【本の感想】アヴラム・デイヴィッドスン 『どんがらがん』 殊能将之編

アヴラム・デイヴィッドスン『どんがらがん』 殊能将之編、浅倉久志・伊藤典夫・中村融・深町眞理子・若島正訳、河出書房新社河出文庫)、2014年発行を読みました。

殊能将之編集によるアヴラム・デイヴィッドスン名作集です。

エドガー賞(『ラホール駐屯地での出来事』)、ヒューゴー賞(『さもなくば海は牡蠣でいっぱいに』)、世界幻想文学大賞(『ナポリ』)の短編部門を受賞しています。

☆☆☆

奇想コレクションの一冊として刊行されただけあって、変わった話が多いです。

変わった話

短編でさっとまとめられているせいか、奇想だから「なぜそうなっているのか」と考えても無駄な変わった話が多いです。例えば、有名な『さもなくば海は牡蠣でいっぱいに』はなんでハンガーが?というのは考えても無駄で、異星からのコンタクトものとして読めば分かる?もしくは進化物?というのであれば分かる?ような気がしますが、気がするだけでよくわかりません。

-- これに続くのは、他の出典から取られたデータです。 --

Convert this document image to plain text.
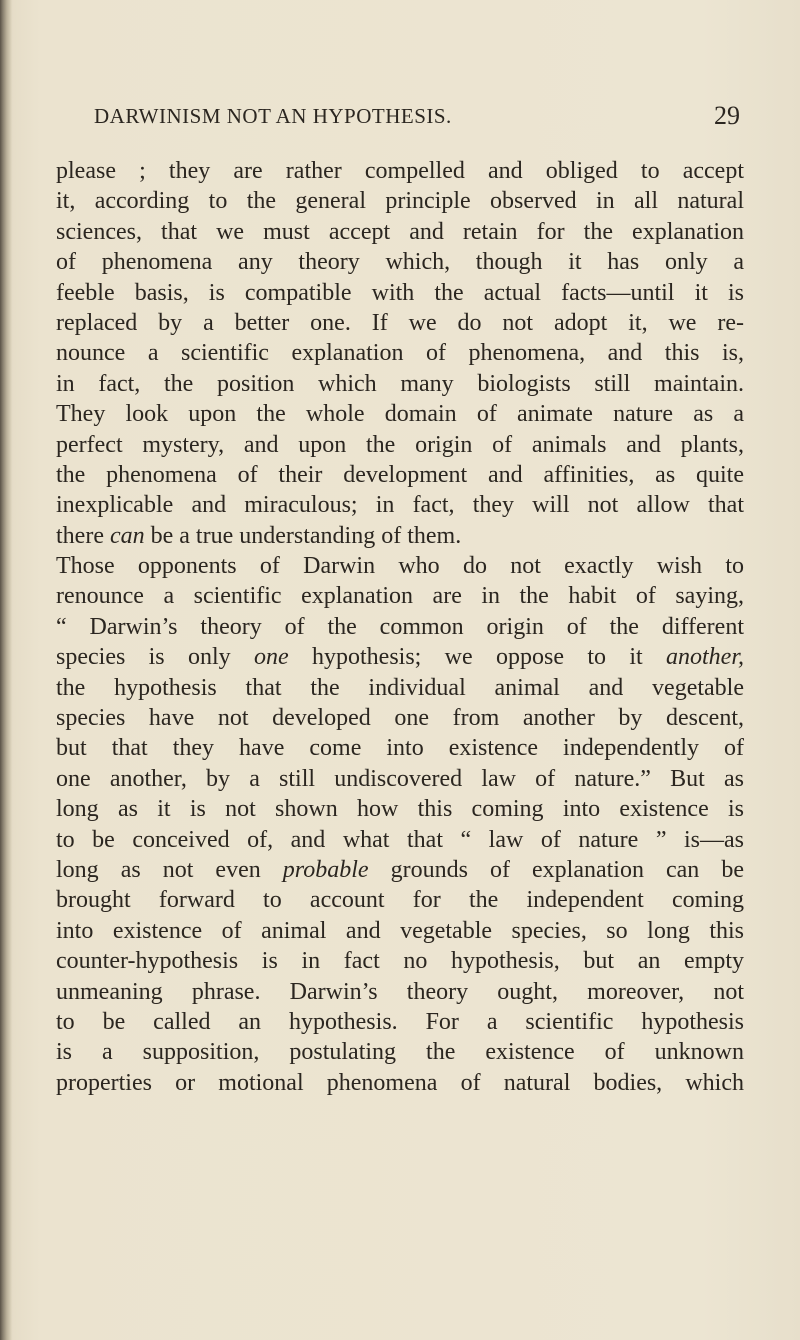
DARWINISM NOT AN HYPOTHESIS.	29
please ; they are rather compelled and obliged to accept
it, according to the general principle observed in all natural
sciences, that we must accept and retain for the explanation
of phenomena any theory which, though it has only a
feeble basis, is compatible with the actual facts—until it is
replaced by a better one. If we do not adopt it, we re-
nounce a scientific explanation of phenomena, and this is,
in fact, the position which many biologists still maintain.
They look upon the whole domain of animate nature as a
perfect mystery, and upon the origin of animals and plants,
the phenomena of their development and affinities, as quite
inexplicable and miraculous; in fact, they will not allow that
there can be a true understanding of them.
Those opponents of Darwin who do not exactly wish to
renounce a scientific explanation are in the habit of saying,
“ Darwin’s theory of the common origin of the different
species is only one hypothesis; we oppose to it another,
the hypothesis that the individual animal and vegetable
species have not developed one from another by descent,
but that they have come into existence independently of
one another, by a still undiscovered law of nature.” But as
long as it is not shown how this coming into existence is
to be conceived of, and what that “ law of nature ” is—as
long as not even probable grounds of explanation can be
brought forward to account for the independent coming
into existence of animal and vegetable species, so long this
counter-hypothesis is in fact no hypothesis, but an empty
unmeaning phrase. Darwin’s theory ought, moreover, not
to be called an hypothesis. For a scientific hypothesis
is a supposition, postulating the existence of unknown
properties or motional phenomena of natural bodies, which
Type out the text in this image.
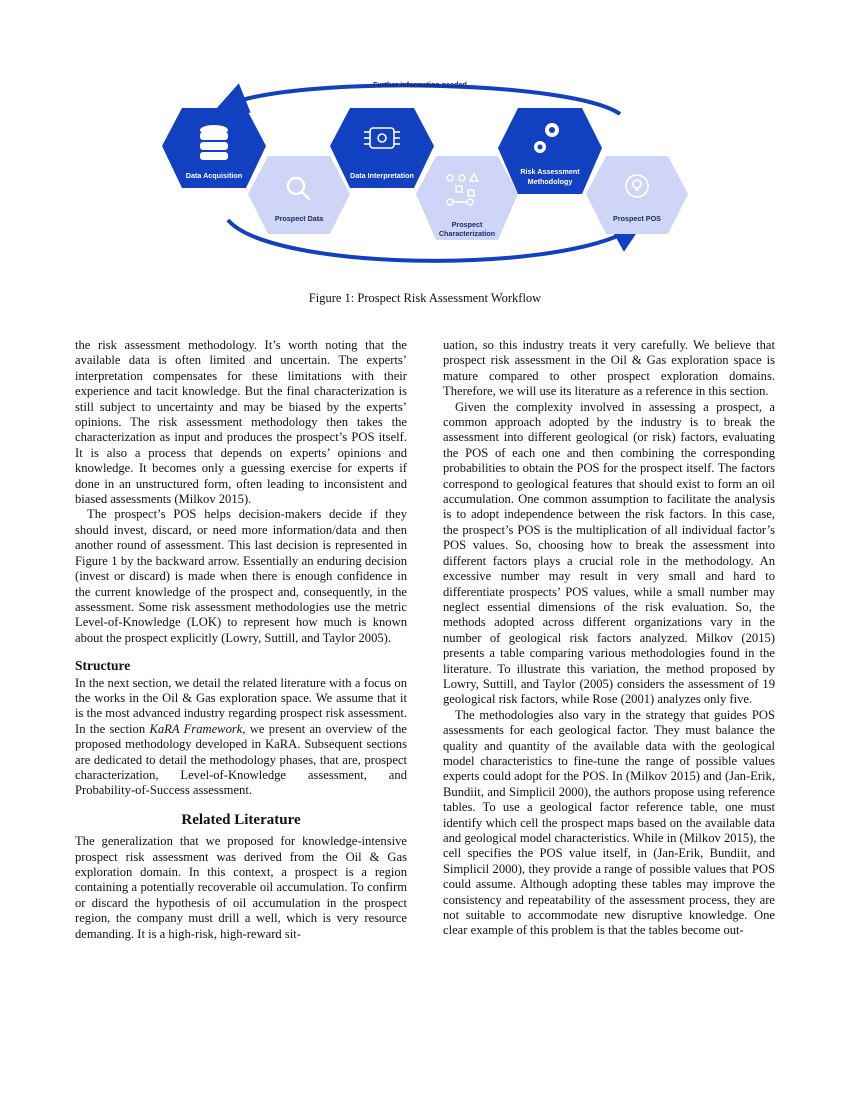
Further information needed
Data Acquisition
Prospect Data
Data Interpretation
Prospect
Characterization
Risk Assessment
Methodology
Prospect POS
Figure 1: Prospect Risk Assessment Workflow

the risk assessment methodology. It’s worth noting that the available data is often limited and uncertain. The experts’ interpretation compensates for these limitations with their experience and tacit knowledge. But the final characterization is still subject to uncertainty and may be biased by the experts’ opinions. The risk assessment methodology then takes the characterization as input and produces the prospect’s POS itself. It is also a process that depends on experts’ opinions and knowledge. It becomes only a guessing exercise for experts if done in an unstructured form, often leading to inconsistent and biased assessments (Milkov 2015).

The prospect’s POS helps decision-makers decide if they should invest, discard, or need more information/data and then another round of assessment. This last decision is represented in Figure 1 by the backward arrow. Essentially an enduring decision (invest or discard) is made when there is enough confidence in the current knowledge of the prospect and, consequently, in the assessment. Some risk assessment methodologies use the metric Level-of-Knowledge (LOK) to represent how much is known about the prospect explicitly (Lowry, Suttill, and Taylor 2005).

Structure

In the next section, we detail the related literature with a focus on the works in the Oil & Gas exploration space. We assume that it is the most advanced industry regarding prospect risk assessment. In the section KaRA Framework, we present an overview of the proposed methodology developed in KaRA. Subsequent sections are dedicated to detail the methodology phases, that are, prospect characterization, Level-of-Knowledge assessment, and Probability-of-Success assessment.

Related Literature

The generalization that we proposed for knowledge-intensive prospect risk assessment was derived from the Oil & Gas exploration domain. In this context, a prospect is a region containing a potentially recoverable oil accumulation. To confirm or discard the hypothesis of oil accumulation in the prospect region, the company must drill a well, which is very resource demanding. It is a high-risk, high-reward sit-

uation, so this industry treats it very carefully. We believe that prospect risk assessment in the Oil & Gas exploration space is mature compared to other prospect exploration domains. Therefore, we will use its literature as a reference in this section.

Given the complexity involved in assessing a prospect, a common approach adopted by the industry is to break the assessment into different geological (or risk) factors, evaluating the POS of each one and then combining the corresponding probabilities to obtain the POS for the prospect itself. The factors correspond to geological features that should exist to form an oil accumulation. One common assumption to facilitate the analysis is to adopt independence between the risk factors. In this case, the prospect’s POS is the multiplication of all individual factor’s POS values. So, choosing how to break the assessment into different factors plays a crucial role in the methodology. An excessive number may result in very small and hard to differentiate prospects’ POS values, while a small number may neglect essential dimensions of the risk evaluation. So, the methods adopted across different organizations vary in the number of geological risk factors analyzed. Milkov (2015) presents a table comparing various methodologies found in the literature. To illustrate this variation, the method proposed by Lowry, Suttill, and Taylor (2005) considers the assessment of 19 geological risk factors, while Rose (2001) analyzes only five.

The methodologies also vary in the strategy that guides POS assessments for each geological factor. They must balance the quality and quantity of the available data with the geological model characteristics to fine-tune the range of possible values experts could adopt for the POS. In (Milkov 2015) and (Jan-Erik, Bundiit, and Simplicil 2000), the authors propose using reference tables. To use a geological factor reference table, one must identify which cell the prospect maps based on the available data and geological model characteristics. While in (Milkov 2015), the cell specifies the POS value itself, in (Jan-Erik, Bundiit, and Simplicil 2000), they provide a range of possible values that POS could assume. Although adopting these tables may improve the consistency and repeatability of the assessment process, they are not suitable to accommodate new disruptive knowledge. One clear example of this problem is that the tables become out-
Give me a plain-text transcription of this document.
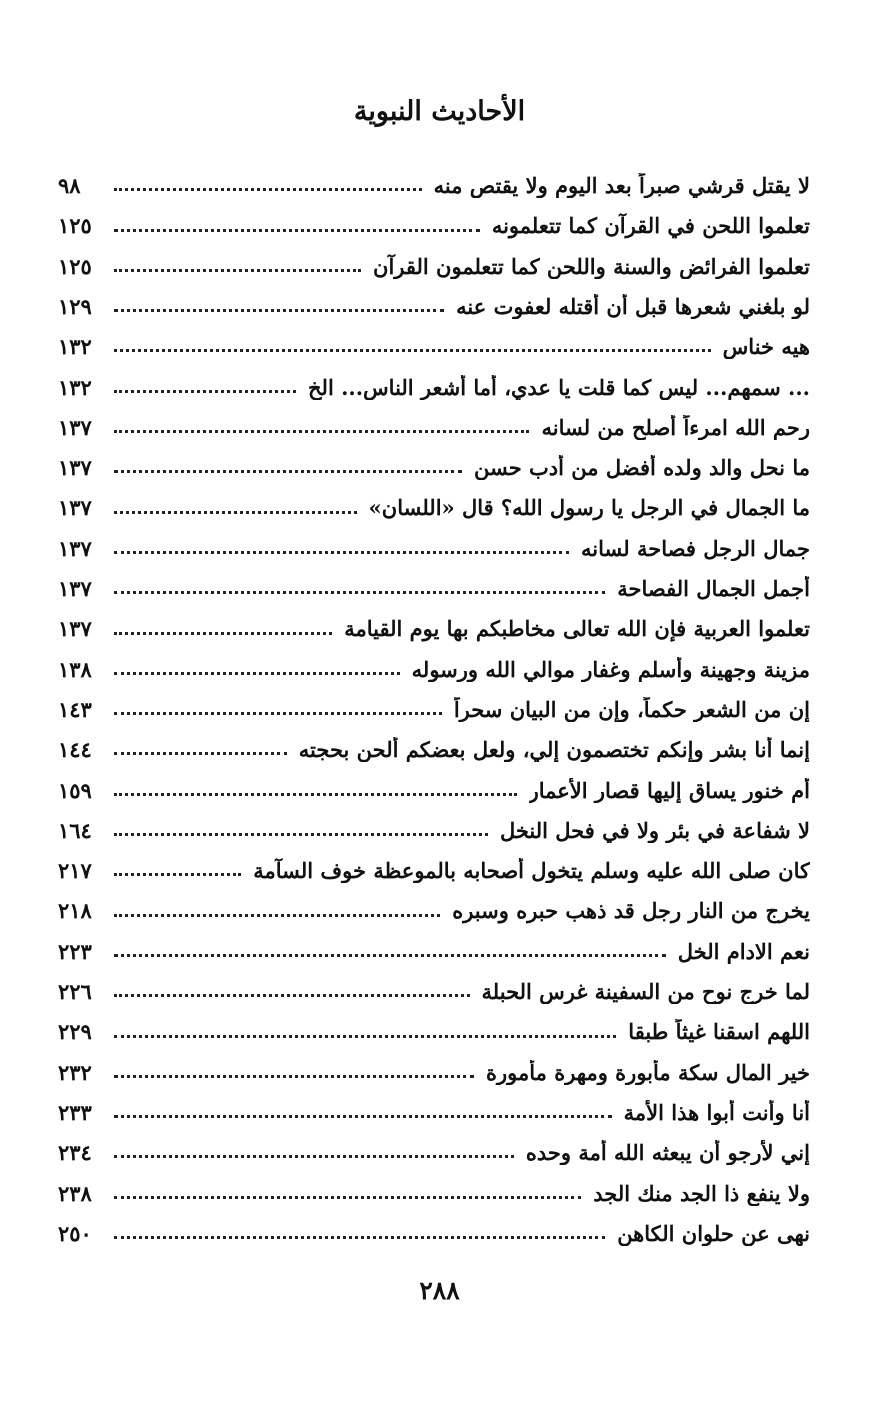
الأحاديث النبوية
لا يقتل قرشي صبراً بعد اليوم ولا يقتص منه
٩٨
تعلموا اللحن في القرآن كما تتعلمونه
١٢٥
تعلموا الفرائض والسنة واللحن كما تتعلمون القرآن
١٢٥
لو بلغني شعرها قبل أن أقتله لعفوت عنه
١٢٩
هيه خناس
١٣٢
... سمهم... ليس كما قلت يا عدي، أما أشعر الناس... الخ
١٣٢
رحم الله امرءاً أصلح من لسانه
١٣٧
ما نحل والد ولده أفضل من أدب حسن
١٣٧
ما الجمال في الرجل يا رسول الله؟ قال «اللسان»
١٣٧
جمال الرجل فصاحة لسانه
١٣٧
أجمل الجمال الفصاحة
١٣٧
تعلموا العربية فإن الله تعالى مخاطبكم بها يوم القيامة
١٣٧
مزينة وجهينة وأسلم وغفار موالي الله ورسوله
١٣٨
إن من الشعر حكماً، وإن من البيان سحراً
١٤٣
إنما أنا بشر وإنكم تختصمون إلي، ولعل بعضكم ألحن بحجته
١٤٤
أم خنور يساق إليها قصار الأعمار
١٥٩
لا شفاعة في بئر ولا في فحل النخل
١٦٤
كان صلى الله عليه وسلم يتخول أصحابه بالموعظة خوف السآمة
٢١٧
يخرج من النار رجل قد ذهب حبره وسبره
٢١٨
نعم الادام الخل
٢٢٣
لما خرج نوح من السفينة غرس الحبلة
٢٢٦
اللهم اسقنا غيثاً طبقا
٢٢٩
خير المال سكة مأبورة ومهرة مأمورة
٢٣٢
أنا وأنت أبوا هذا الأمة
٢٣٣
إني لأرجو أن يبعثه الله أمة وحده
٢٣٤
ولا ينفع ذا الجد منك الجد
٢٣٨
نهى عن حلوان الكاهن
٢٥٠
٢٨٨
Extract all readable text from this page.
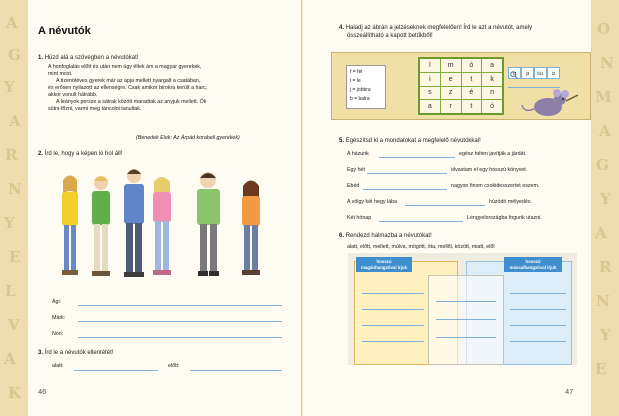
A
G
Y
A
R
N
Y
E
L
V
A
K
O
N
M
A
G
Y
A
R
N
Y
E
A névutók
1. Húzd alá a szövegben a névutókat!
A honfoglalás előtt és után nem úgy éltek ám a magyar gyerekek,
mint most.
A tizenötéves gyerek már az apja mellett nyargalt a csatában,
és erősen nyilazott az ellenségre. Csak amikor birokra került a harc,
akkor vonult hátrább.
A leányok persze a sátrak között maradtak az anyjuk mellett. Ők
sütni-főzni, varrni meg táncolni tanultak.
(Benedek Elek: Az Árpád korabeli gyerekek)
2. Írd le, hogy a képen ki hol áll!
Ági:
Márk:
Nóri:
3. Írd le a névutók ellentétét!
alatt:	előtt:
46
4. Haladj az ábrán a jelzéseknek megfelelően! Írd le azt a névutót, amely
összeállítható a kapott betűkből!
f = fel
l = le
j = jobbra
b = balra
l	m	ó	a
i	e	t	k
s	z	é	n
a	r	t	ó
f3	j3	bl1	l2
5. Egészítsd ki a mondatokat a megfelelő névutókkal!
A házunk	egész héten javítják a járdát.
Egy hét	olvastam el egy hosszú könyvet.
Ebéd	nagyon finom csokidesszertet eszem.
A völgy két hegy lába	húzódó mélyedés.
Két hónap	Lengyelországba fogunk utazni.
6. Rendezd halmazba a névutókat!
alatt, előtt, mellett, múlva, mögött, óta, mellől, között, miatt, elől
hosszú magánhangzóval írjuk
hosszú mássalhangzóval írjuk
47
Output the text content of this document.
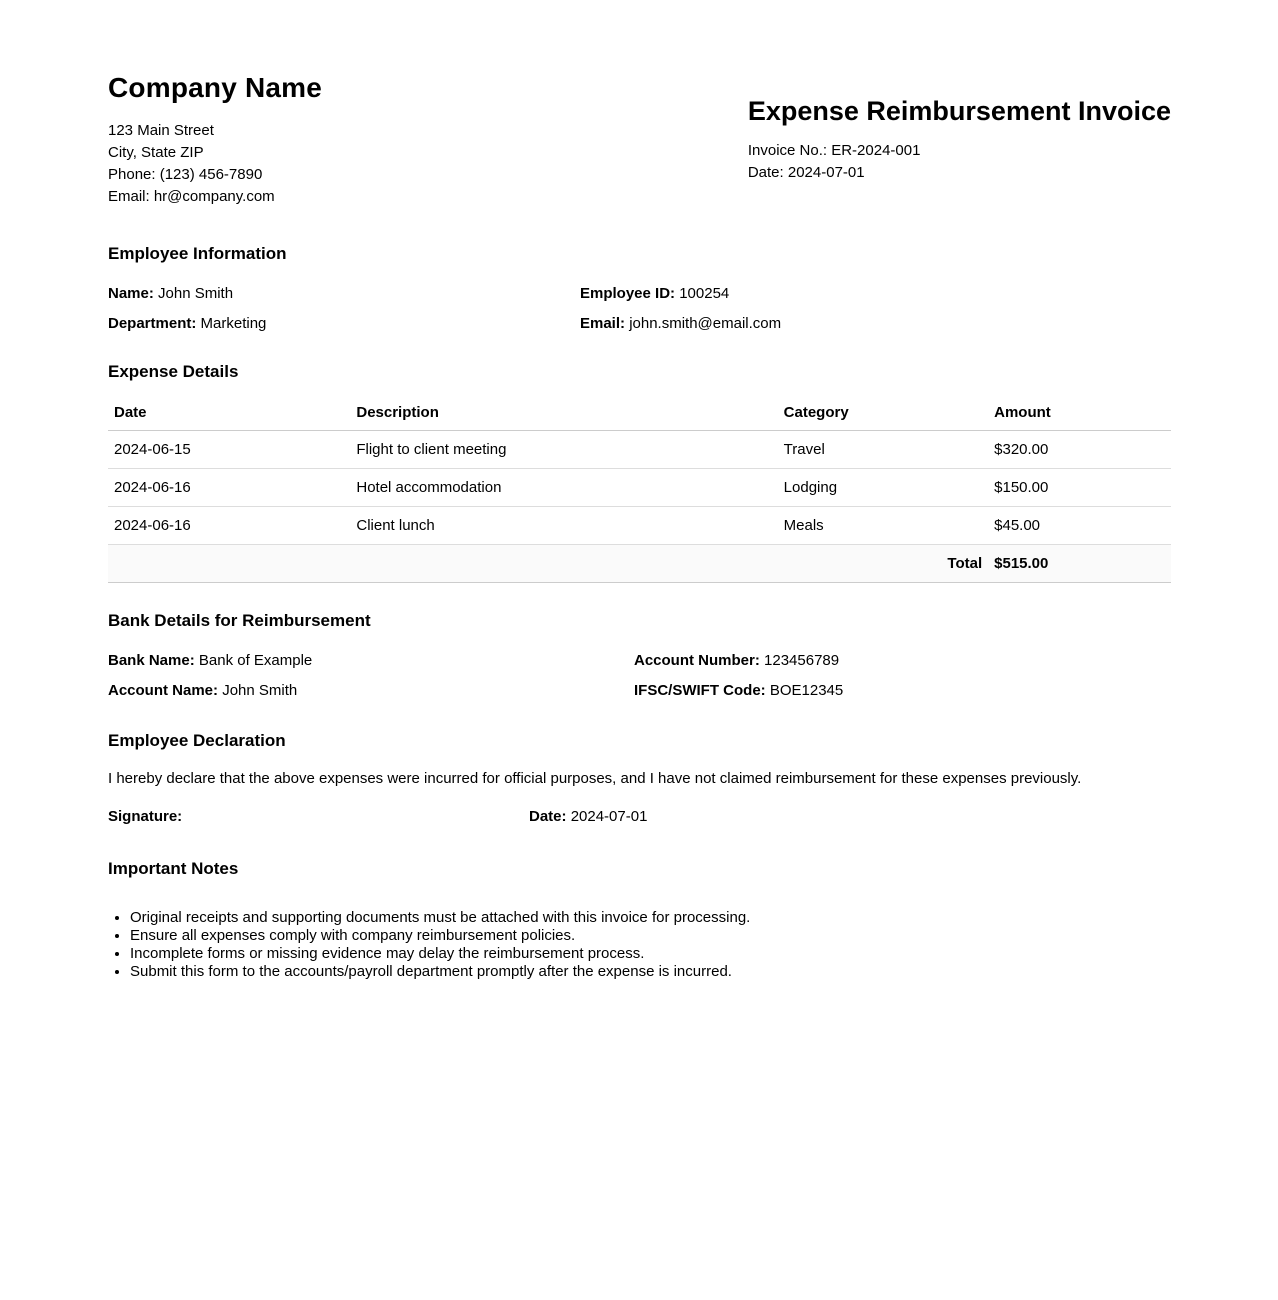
Company Name
123 Main Street
City, State ZIP
Phone: (123) 456-7890
Email: hr@company.com
Expense Reimbursement Invoice
Invoice No.: ER-2024-001
Date: 2024-07-01
Employee Information
Name: John Smith	Employee ID: 100254
Department: Marketing	Email: john.smith@email.com
Expense Details
Date	Description	Category	Amount
2024-06-15	Flight to client meeting	Travel	$320.00
2024-06-16	Hotel accommodation	Lodging	$150.00
2024-06-16	Client lunch	Meals	$45.00
Total			$515.00
Bank Details for Reimbursement
Bank Name: Bank of Example	Account Number: 123456789
Account Name: John Smith	IFSC/SWIFT Code: BOE12345
Employee Declaration

I hereby declare that the above expenses were incurred for official purposes, and I have not claimed reimbursement for these expenses previously.

Signature:	Date: 2024-07-01
Important Notes
• Original receipts and supporting documents must be attached with this invoice for processing.
• Ensure all expenses comply with company reimbursement policies.
• Incomplete forms or missing evidence may delay the reimbursement process.
• Submit this form to the accounts/payroll department promptly after the expense is incurred.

もっと話が進めば別のオチがあるのでしょうが、短編として完結しているのでもやもや感が消えません。言い換えるなら、SFを少し不思議とするならそういうものかなと思います。ドラえもんと比べると大人向けで拗らせているような気がしないでもないですが。

ちなみに『尾をつながれた王族』にいたっては設定が意味不明です。

面白い短編

いくつかあります。

『物は証言できない』

皮肉の聞いたオチがいいです。

『さもなくば海は牡蠣でいっぱいに』

ヒューゴー賞受賞作。アイデアの勝利。ここからさらに話が発展すれば面白そうなのですが、短編なので続きはありません。

『サシュヴラル』

流して読むと気づかないけど、ちょっと注意して読むと分かる面白みのある話。

『ナイルの水源』

SFとミステリの序章のような話。さらに旅を続けて復讐……とはいかず、謎は謎のままです。これも続きがあれば面白そうなのですが。

『どんがらがん』

表題作。頭悪いなぁ。と読後にしみじみ感じてしまう馬鹿らしさがある。

さいごに

「それはいったい何だったんだろう?」と読み終えた後に思う話がいくつかあります。その余韻を楽しむことができれば楽しいですし、そうでなかったら困惑します。奇想とはよく言ったものです。